A model of the solar field for the chosen plant was developed by tuning previously created models of trough plants by the research team. Most of the data required for tuning was provided by the involved company; however, some specific tests were necessary to fine-tune valve behavior.
The market price strategy control algorithms, developed in the advanced grant, had to be tuned and simplified for implementation on the solar plant's Distributed Control System (DCS) with the available information. The total heat transfer fluid (HTF) flow in the solar field was regulated by an MPC controller, which controlled the overall solar field temperature. The controller distributed the HTF flow across sectors and loops to maximize the collected energy while minimizing defocusing actions, thereby reducing maintenance costs. Artificial neural networks (ANNs) were used to approximate the controller. The resulting approximated controller was tested through extensive simulations using the dynamic model of the plant's solar field.

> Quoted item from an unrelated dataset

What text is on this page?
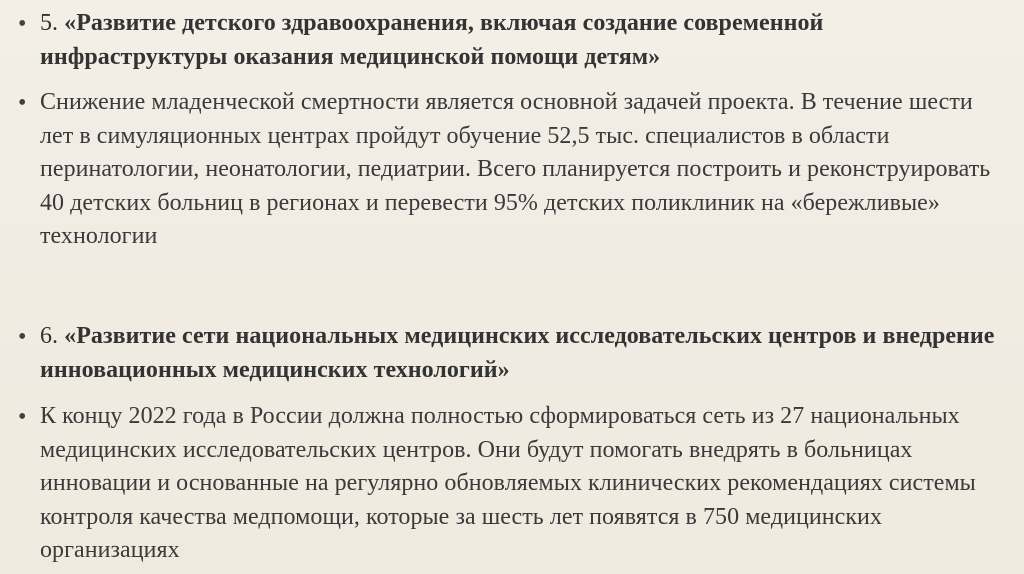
• 5. «Развитие детского здравоохранения, включая создание современной инфраструктуры оказания медицинской помощи детям»
• Снижение младенческой смертности является основной задачей проекта. В течение шести лет в симуляционных центрах пройдут обучение 52,5 тыс. специалистов в области перинатологии, неонатологии, педиатрии. Всего планируется построить и реконструировать 40 детских больниц в регионах и перевести 95% детских поликлиник на «бережливые» технологии
• 6. «Развитие сети национальных медицинских исследовательских центров и внедрение инновационных медицинских технологий»
• К концу 2022 года в России должна полностью сформироваться сеть из 27 национальных медицинских исследовательских центров. Они будут помогать внедрять в больницах инновации и основанные на регулярно обновляемых клинических рекомендациях системы контроля качества медпомощи, которые за шесть лет появятся в 750 медицинских организациях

The controller was then programmed into the solar plant’s DCS, and tests were performed as planned. Figure 1 presents the results of an experiment conducted in the West 2 sector of a 50 MW plant (HelioEnergy 1). As shown, after the controller was activated at 12:15, the hottest loop "bought" oil allowance from the cooler loops by opening their loop valves, while the least efficient loops "sold" their HTF allowance to the most efficient loops by closing their loop valves. This process allowed the most efficient loops to receive more oil than the less efficient ones, thus maximizing the amount of collected energy. This gain is also evident from the increase in the solar radiation collection factor of the solar field, which rose by approximately 2%.